SOB OS ANDRAJOS IV - INSÔSSO
Era um dos que viviam de porta em porta, à espera da caridade alheia. Não gostava de pedir esmolas. As pessoas davam porque queriam, uma esmolinha ou um "almocim" qualquer coisa que pudesse matar a fome. E era sempre bem-vindo onde chegava. Não se sabe o por quê de ter sido apelidado de Insôsso e ninguém sabia o seu verdadeiro nome. Na minha cidade, muitas pessoas atendiam por apelidos. Já o conheci assim, um mendigo de roupas velhas, surradas, carregando bolsas a tira-colo para guardar as esmolas. Conservava o jeito manso, paciente, distinto com as pessoas que dele se aproximavam.
A natureza não fora generosa com ele. Era quase cego. Seus olhos, cujos cílios eram virados para o interior, piscavam constantemente. Talvez por causa disso, andasse quase se arrastando, apoiado a um bastão. Nunca cheguei a conhecer sua origem, nem se tinha algum lugar para morar. Andava, geralmente, de pés descalços, não encarando por onde pisava, se no solo esturricado do meu sertão, se na lama quando coincidia chover, sem reclamar, sem se impacientar, sempre achando que a vida estava boa. Quando alguém lhe perguntava se estava bem, respondia com um sorriso nos lábios que lhe era peculiar: _ "Tô ótiss." Para ele, tudo estava "ótiss". Falava empregando "sss" que o tornava difícil de ser entendido pelas pessoas. Certo tempo, correu um boato pela cidade, de que o Insosso falava Inglês. Crianças e adultos o abordavam para fazer perguntas e ouvi-lo responder em Inglês. Pacientemente, sorrindo, aceitava o ingênuo interrogatório. Um dia, estava à porta de minha casa e vendo que esperava uma oferta, perguntei-lhe se queria algo para comer. Então, calmamente respondeu, piscando os olhos em demasia: "Jesuisinhas Carvalhazinhas, qualquers coisinhas serves." Enquanto comia, demonstrando estar com bastante fome, perguntei-lhe: - "Insosso, com quem você aprendeu a falar Inglês?" Sorrindo, respondeu: "Jesuisinhas Olimpiazinhas". "Ah! conheço bastante. É minha amiga. Fale para eu ouvir se sabe mesmo ou se é invenção das pessoas." Ele não hesitou um minuto e disse: "Prossi, proli, prossi, proli." Não entendi, também não perguntei o que significava e respondi: "OK, OK! Thank you, Thank you!" Com um largo sorriso, respondeu como se tivesse entendido o que falei: "Tá ótiss".

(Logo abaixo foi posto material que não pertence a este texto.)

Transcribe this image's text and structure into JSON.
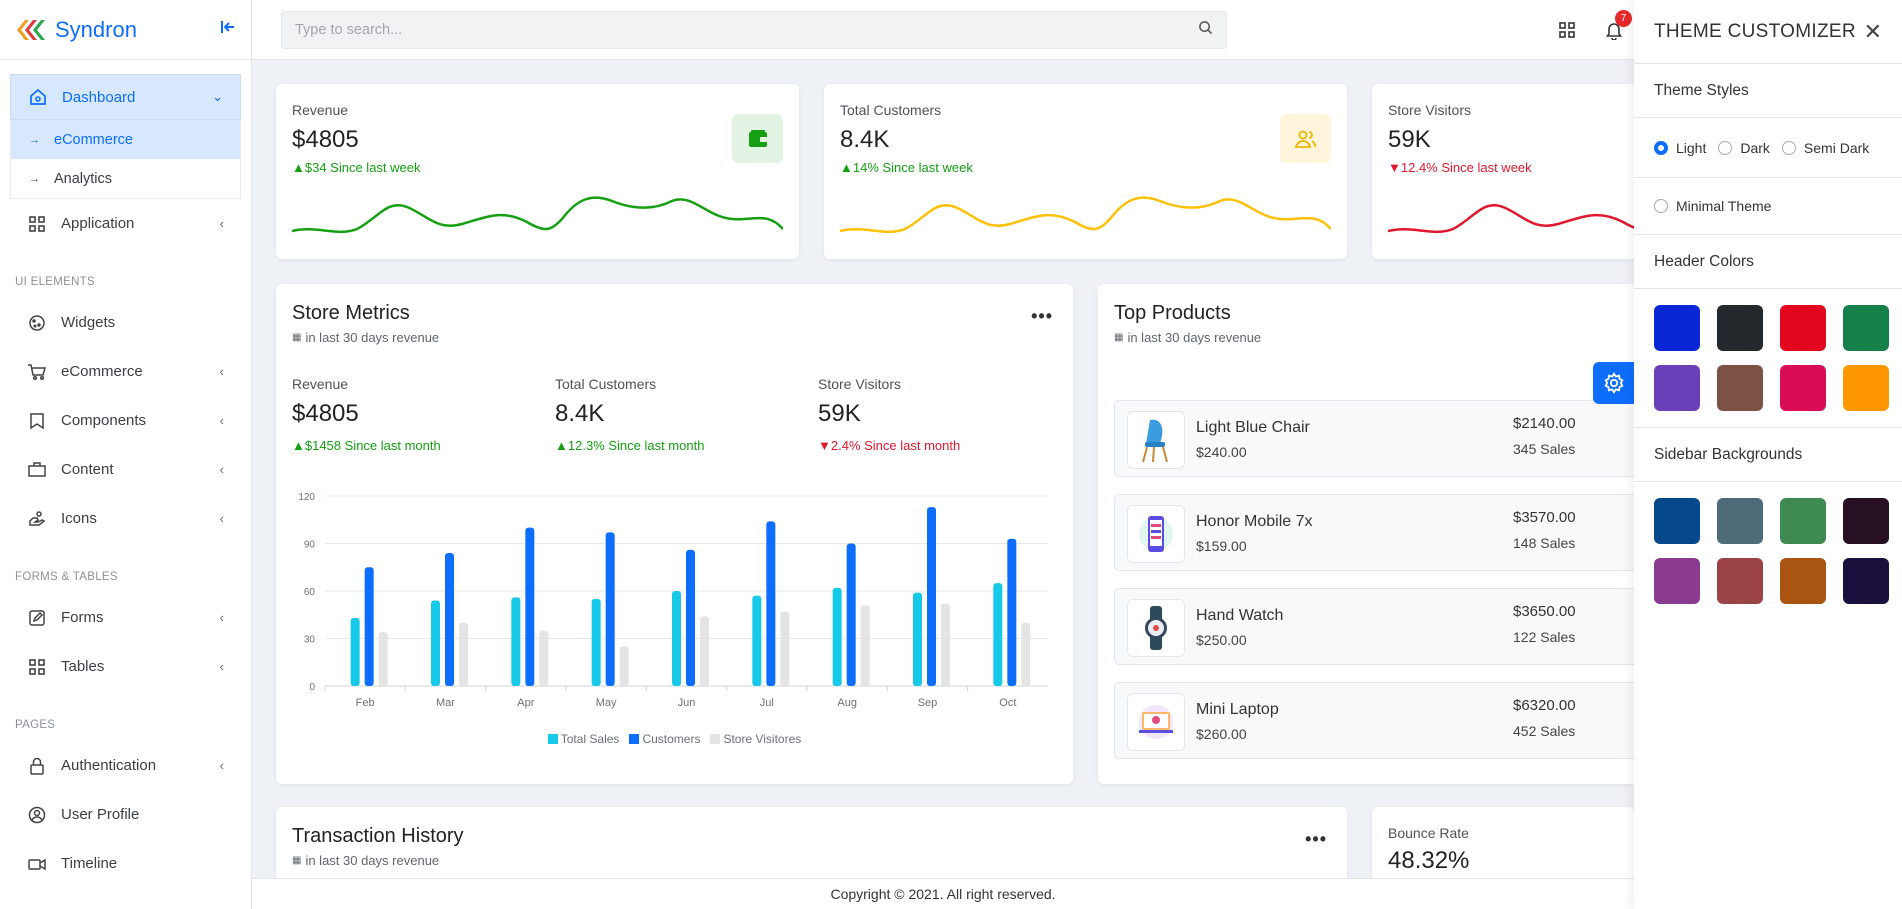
{
  "brand": {
    "name": "Syndron"
  },
  "sidebar": {
    "dashboard": "Dashboard",
    "sub": [
      "eCommerce",
      "Analytics"
    ],
    "application": "Application",
    "section_ui": "UI ELEMENTS",
    "widgets": "Widgets",
    "ecommerce": "eCommerce",
    "components": "Components",
    "content": "Content",
    "icons": "Icons",
    "section_forms": "FORMS & TABLES",
    "forms": "Forms",
    "tables": "Tables",
    "section_pages": "PAGES",
    "authentication": "Authentication",
    "user_profile": "User Profile",
    "timeline": "Timeline"
  },
  "search": {
    "placeholder": "Type to search..."
  },
  "notifications": {
    "count": "7"
  },
  "stats": [
    {
      "title": "Revenue",
      "value": "$4805",
      "change": "▲$34 Since last week",
      "trend": "up",
      "color": "#15a013",
      "iconbg": "#e3f3e3"
    },
    {
      "title": "Total Customers",
      "value": "8.4K",
      "change": "▲14% Since last week",
      "trend": "up",
      "color": "#ffc107",
      "iconbg": "#fff5dd"
    },
    {
      "title": "Store Visitors",
      "value": "59K",
      "change": "▼12.4% Since last week",
      "trend": "down",
      "color": "#e1182d",
      "iconbg": "#fde8ea"
    }
  ],
  "store_metrics": {
    "title": "Store Metrics",
    "subtitle": "in last 30 days revenue",
    "metrics": [
      {
        "title": "Revenue",
        "value": "$4805",
        "change": "▲$1458 Since last month",
        "trend": "up"
      },
      {
        "title": "Total Customers",
        "value": "8.4K",
        "change": "▲12.3% Since last month",
        "trend": "up"
      },
      {
        "title": "Store Visitors",
        "value": "59K",
        "change": "▼2.4% Since last month",
        "trend": "down"
      }
    ]
  },
  "chart_data": {
    "type": "bar",
    "categories": [
      "Feb",
      "Mar",
      "Apr",
      "May",
      "Jun",
      "Jul",
      "Aug",
      "Sep",
      "Oct"
    ],
    "series": [
      {
        "name": "Total Sales",
        "color": "#17c9e8",
        "values": [
          43,
          54,
          56,
          55,
          60,
          57,
          62,
          59,
          65
        ]
      },
      {
        "name": "Customers",
        "color": "#0d6efd",
        "values": [
          75,
          84,
          100,
          97,
          86,
          104,
          90,
          113,
          93
        ]
      },
      {
        "name": "Store Visitores",
        "color": "#e4e4e4",
        "values": [
          34,
          40,
          35,
          25,
          44,
          47,
          51,
          52,
          40
        ]
      }
    ],
    "ylim": [
      0,
      120
    ],
    "yticks": [
      0,
      30,
      60,
      90,
      120
    ],
    "grid": true,
    "legend": "bottom"
  },
  "top_products": {
    "title": "Top Products",
    "subtitle": "in last 30 days revenue",
    "items": [
      {
        "name": "Light Blue Chair",
        "price": "$240.00",
        "amount": "$2140.00",
        "sales": "345 Sales"
      },
      {
        "name": "Honor Mobile 7x",
        "price": "$159.00",
        "amount": "$3570.00",
        "sales": "148 Sales"
      },
      {
        "name": "Hand Watch",
        "price": "$250.00",
        "amount": "$3650.00",
        "sales": "122 Sales"
      },
      {
        "name": "Mini Laptop",
        "price": "$260.00",
        "amount": "$6320.00",
        "sales": "452 Sales"
      }
    ]
  },
  "transaction": {
    "title": "Transaction History",
    "subtitle": "in last 30 days revenue"
  },
  "bounce": {
    "title": "Bounce Rate",
    "value": "48.32%"
  },
  "footer": {
    "text": "Copyright © 2021. All right reserved."
  },
  "customizer": {
    "title": "THEME CUSTOMIZER",
    "theme_styles": "Theme Styles",
    "options": [
      "Light",
      "Dark",
      "Semi Dark"
    ],
    "minimal": "Minimal Theme",
    "header_colors": "Header Colors",
    "header_swatches": [
      "#0a27d6",
      "#23282d",
      "#e2071f",
      "#15804a",
      "#6a3fb8",
      "#7b5244",
      "#d80d56",
      "#ff9800"
    ],
    "sidebar_bgs": "Sidebar Backgrounds",
    "sidebar_swatches": [
      "#05488c",
      "#4f6a78",
      "#3e8a52",
      "#261021",
      "#8a3a8f",
      "#9a4448",
      "#aa5412",
      "#1b0f3d"
    ]
  }
}
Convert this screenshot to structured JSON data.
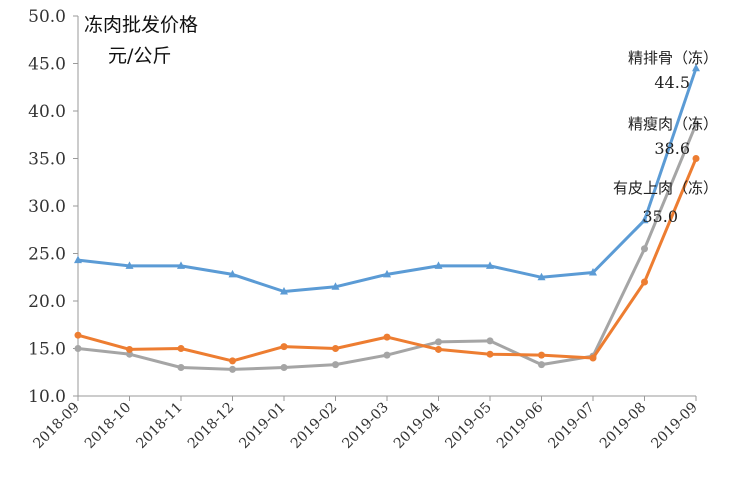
{
  "chart_data": {
    "type": "line",
    "title": "冻肉批发价格",
    "subtitle": "元/公斤",
    "xlabel": "",
    "ylabel": "",
    "ylim": [
      10,
      50
    ],
    "ytick_step": 5,
    "ytick_labels": [
      "10.0",
      "15.0",
      "20.0",
      "25.0",
      "30.0",
      "35.0",
      "40.0",
      "45.0",
      "50.0"
    ],
    "categories": [
      "2018-09",
      "2018-10",
      "2018-11",
      "2018-12",
      "2019-01",
      "2019-02",
      "2019-03",
      "2019-04",
      "2019-05",
      "2019-06",
      "2019-07",
      "2019-08",
      "2019-09"
    ],
    "grid": false,
    "legend": "none",
    "series": [
      {
        "name": "精排骨（冻）",
        "color": "#5b9bd5",
        "marker": "triangle",
        "values": [
          24.3,
          23.7,
          23.7,
          22.8,
          21.0,
          21.5,
          22.8,
          23.7,
          23.7,
          22.5,
          23.0,
          28.5,
          44.5
        ],
        "end_label": "44.5"
      },
      {
        "name": "精瘦肉（冻）",
        "color": "#a5a5a5",
        "marker": "circle",
        "values": [
          15.0,
          14.4,
          13.0,
          12.8,
          13.0,
          13.3,
          14.3,
          15.7,
          15.8,
          13.3,
          14.2,
          25.5,
          38.6
        ],
        "end_label": "38.6"
      },
      {
        "name": "有皮上肉（冻）",
        "color": "#ed7d31",
        "marker": "circle",
        "values": [
          16.4,
          14.9,
          15.0,
          13.7,
          15.2,
          15.0,
          16.2,
          14.9,
          14.4,
          14.3,
          14.0,
          22.0,
          35.0
        ],
        "end_label": "35.0"
      }
    ]
  }
}
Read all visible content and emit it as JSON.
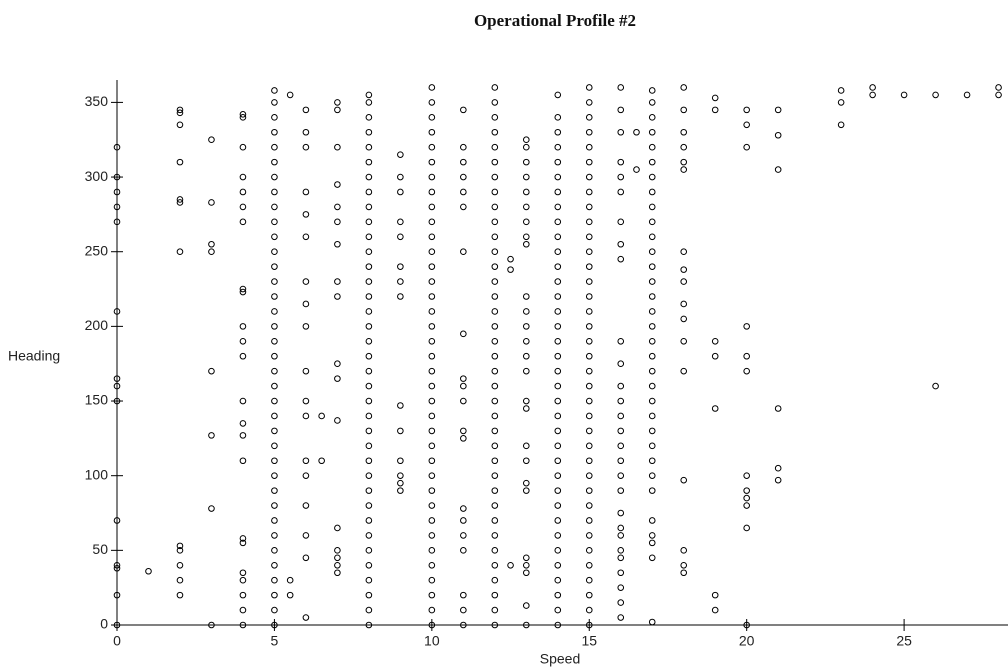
{
  "chart_data": {
    "type": "scatter",
    "title": "Operational Profile #2",
    "x_label": "Speed",
    "y_label": "Heading",
    "xlim": [
      0,
      28.3
    ],
    "ylim": [
      0,
      365
    ],
    "xticks": [
      0,
      5,
      10,
      15,
      20,
      25
    ],
    "yticks": [
      0,
      50,
      100,
      150,
      200,
      250,
      300,
      350
    ],
    "color": "#000000",
    "x": [
      0,
      0,
      0,
      0,
      0,
      0,
      0,
      0,
      0,
      0,
      0,
      0,
      0,
      0,
      1,
      2,
      2,
      2,
      2,
      2,
      2,
      2,
      2,
      2,
      2,
      2,
      2,
      3,
      3,
      3,
      3,
      3,
      3,
      3,
      3,
      4,
      4,
      4,
      4,
      4,
      4,
      4,
      4,
      4,
      4,
      4,
      4,
      4,
      4,
      4,
      4,
      4,
      4,
      4,
      4,
      4,
      4,
      4,
      5,
      5,
      5,
      5,
      5,
      5,
      5,
      5,
      5,
      5,
      5,
      5,
      5,
      5,
      5,
      5,
      5,
      5,
      5,
      5,
      5,
      5,
      5,
      5,
      5,
      5,
      5,
      5,
      5,
      5,
      5,
      5,
      5,
      5,
      5,
      5,
      5,
      5.5,
      5.5,
      5.5,
      6,
      6,
      6,
      6,
      6,
      6,
      6,
      6,
      6,
      6,
      6,
      6,
      6,
      6,
      6,
      6,
      6,
      6,
      6.5,
      6.5,
      7,
      7,
      7,
      7,
      7,
      7,
      7,
      7,
      7,
      7,
      7,
      7,
      7,
      7,
      7,
      7,
      7,
      8,
      8,
      8,
      8,
      8,
      8,
      8,
      8,
      8,
      8,
      8,
      8,
      8,
      8,
      8,
      8,
      8,
      8,
      8,
      8,
      8,
      8,
      8,
      8,
      8,
      8,
      8,
      8,
      8,
      8,
      8,
      8,
      8,
      8,
      8,
      8,
      8,
      9,
      9,
      9,
      9,
      9,
      9,
      9,
      9,
      9,
      9,
      9,
      9,
      9,
      9,
      10,
      10,
      10,
      10,
      10,
      10,
      10,
      10,
      10,
      10,
      10,
      10,
      10,
      10,
      10,
      10,
      10,
      10,
      10,
      10,
      10,
      10,
      10,
      10,
      10,
      10,
      10,
      10,
      10,
      10,
      10,
      10,
      10,
      10,
      10,
      10,
      10,
      11,
      11,
      11,
      11,
      11,
      11,
      11,
      11,
      11,
      11,
      11,
      11,
      11,
      11,
      11,
      11,
      11,
      11,
      11,
      11,
      12,
      12,
      12,
      12,
      12,
      12,
      12,
      12,
      12,
      12,
      12,
      12,
      12,
      12,
      12,
      12,
      12,
      12,
      12,
      12,
      12,
      12,
      12,
      12,
      12,
      12,
      12,
      12,
      12,
      12,
      12,
      12,
      12,
      12,
      12,
      12,
      12,
      12.5,
      12.5,
      12.5,
      13,
      13,
      13,
      13,
      13,
      13,
      13,
      13,
      13,
      13,
      13,
      13,
      13,
      13,
      13,
      13,
      13,
      13,
      13,
      13,
      13,
      13,
      13,
      13,
      13,
      13,
      14,
      14,
      14,
      14,
      14,
      14,
      14,
      14,
      14,
      14,
      14,
      14,
      14,
      14,
      14,
      14,
      14,
      14,
      14,
      14,
      14,
      14,
      14,
      14,
      14,
      14,
      14,
      14,
      14,
      14,
      14,
      14,
      14,
      14,
      14,
      14,
      15,
      15,
      15,
      15,
      15,
      15,
      15,
      15,
      15,
      15,
      15,
      15,
      15,
      15,
      15,
      15,
      15,
      15,
      15,
      15,
      15,
      15,
      15,
      15,
      15,
      15,
      15,
      15,
      15,
      15,
      15,
      15,
      15,
      15,
      15,
      15,
      15,
      16,
      16,
      16,
      16,
      16,
      16,
      16,
      16,
      16,
      16,
      16,
      16,
      16,
      16,
      16,
      16,
      16,
      16,
      16,
      16,
      16,
      16,
      16,
      16,
      16,
      16,
      16,
      16,
      16.5,
      16.5,
      17,
      17,
      17,
      17,
      17,
      17,
      17,
      17,
      17,
      17,
      17,
      17,
      17,
      17,
      17,
      17,
      17,
      17,
      17,
      17,
      17,
      17,
      17,
      17,
      17,
      17,
      17,
      17,
      17,
      17,
      17,
      17,
      17,
      18,
      18,
      18,
      18,
      18,
      18,
      18,
      18,
      18,
      18,
      18,
      18,
      18,
      18,
      18,
      18,
      18,
      19,
      19,
      19,
      19,
      19,
      19,
      19,
      20,
      20,
      20,
      20,
      20,
      20,
      20,
      20,
      20,
      20,
      20,
      20,
      21,
      21,
      21,
      21,
      21,
      21,
      23,
      23,
      23,
      24,
      24,
      25,
      26,
      26,
      27,
      28,
      28
    ],
    "values": [
      0,
      20,
      38,
      40,
      70,
      150,
      160,
      165,
      210,
      270,
      280,
      290,
      300,
      320,
      36,
      20,
      30,
      40,
      50,
      53,
      250,
      283,
      285,
      310,
      335,
      343,
      345,
      0,
      78,
      127,
      170,
      250,
      255,
      283,
      325,
      0,
      10,
      20,
      30,
      35,
      55,
      58,
      110,
      127,
      135,
      150,
      180,
      190,
      200,
      223,
      225,
      270,
      280,
      290,
      300,
      320,
      340,
      342,
      0,
      10,
      20,
      30,
      40,
      50,
      60,
      70,
      80,
      90,
      100,
      110,
      120,
      130,
      140,
      150,
      160,
      170,
      180,
      190,
      200,
      210,
      220,
      230,
      240,
      250,
      260,
      270,
      280,
      290,
      300,
      310,
      320,
      330,
      340,
      350,
      358,
      20,
      30,
      355,
      5,
      45,
      60,
      80,
      100,
      110,
      140,
      150,
      170,
      200,
      215,
      230,
      260,
      275,
      290,
      320,
      330,
      345,
      110,
      140,
      35,
      40,
      45,
      50,
      65,
      137,
      165,
      175,
      220,
      230,
      255,
      270,
      280,
      295,
      320,
      345,
      350,
      0,
      10,
      20,
      30,
      40,
      50,
      60,
      70,
      80,
      90,
      100,
      110,
      120,
      130,
      140,
      150,
      160,
      170,
      180,
      190,
      200,
      210,
      220,
      230,
      240,
      250,
      260,
      270,
      280,
      290,
      300,
      310,
      320,
      330,
      340,
      350,
      355,
      90,
      95,
      100,
      110,
      130,
      147,
      220,
      230,
      240,
      260,
      270,
      290,
      300,
      315,
      0,
      10,
      20,
      30,
      40,
      50,
      60,
      70,
      80,
      90,
      100,
      110,
      120,
      130,
      140,
      150,
      160,
      170,
      180,
      190,
      200,
      210,
      220,
      230,
      240,
      250,
      260,
      270,
      280,
      290,
      300,
      310,
      320,
      330,
      340,
      350,
      360,
      0,
      10,
      20,
      50,
      60,
      70,
      78,
      125,
      130,
      150,
      160,
      165,
      195,
      250,
      280,
      290,
      300,
      310,
      320,
      345,
      0,
      10,
      20,
      30,
      40,
      50,
      60,
      70,
      80,
      90,
      100,
      110,
      120,
      130,
      140,
      150,
      160,
      170,
      180,
      190,
      200,
      210,
      220,
      230,
      240,
      250,
      260,
      270,
      280,
      290,
      300,
      310,
      320,
      330,
      340,
      350,
      360,
      40,
      238,
      245,
      0,
      13,
      35,
      40,
      45,
      90,
      95,
      110,
      120,
      145,
      150,
      170,
      180,
      190,
      200,
      210,
      220,
      255,
      260,
      270,
      280,
      290,
      300,
      310,
      320,
      325,
      0,
      10,
      20,
      30,
      40,
      50,
      60,
      70,
      80,
      90,
      100,
      110,
      120,
      130,
      140,
      150,
      160,
      170,
      180,
      190,
      200,
      210,
      220,
      230,
      240,
      250,
      260,
      270,
      280,
      290,
      300,
      310,
      320,
      330,
      340,
      355,
      0,
      10,
      20,
      30,
      40,
      50,
      60,
      70,
      80,
      90,
      100,
      110,
      120,
      130,
      140,
      150,
      160,
      170,
      180,
      190,
      200,
      210,
      220,
      230,
      240,
      250,
      260,
      270,
      280,
      290,
      300,
      310,
      320,
      330,
      340,
      350,
      360,
      5,
      15,
      25,
      35,
      45,
      50,
      60,
      65,
      75,
      90,
      100,
      110,
      120,
      130,
      140,
      150,
      160,
      175,
      190,
      245,
      255,
      270,
      290,
      300,
      310,
      330,
      345,
      360,
      305,
      330,
      2,
      45,
      55,
      60,
      70,
      90,
      100,
      110,
      120,
      130,
      140,
      150,
      160,
      170,
      180,
      190,
      200,
      210,
      220,
      230,
      240,
      250,
      260,
      270,
      280,
      290,
      300,
      310,
      320,
      330,
      340,
      350,
      358,
      35,
      40,
      50,
      97,
      170,
      190,
      205,
      215,
      230,
      238,
      250,
      305,
      310,
      320,
      330,
      345,
      360,
      10,
      20,
      145,
      180,
      190,
      345,
      353,
      0,
      65,
      80,
      85,
      90,
      100,
      170,
      180,
      200,
      320,
      335,
      345,
      97,
      105,
      145,
      305,
      328,
      345,
      335,
      350,
      358,
      355,
      360,
      355,
      160,
      355,
      355,
      355,
      360
    ]
  }
}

Em comparando com os tempos atuais, era simplesmente desenganador, ver seres humanos na fase mais carente da vida, que para mim é a velhice, tendo que mendigar o alimento para o seu sustento e um teto para o descanso no final do dia. Não existiam, em minha cidade, instituições filantrópicas tipo abrigos para idosos, nem ONGS, qualquer ajuda da parte dos poderes públicos, que amenizasse a via dolorosa daquelas criaturas tão queridas, mas que contavam só com os Poderes de Deus, baseados na sua fé e na caridade das pessoas amigas.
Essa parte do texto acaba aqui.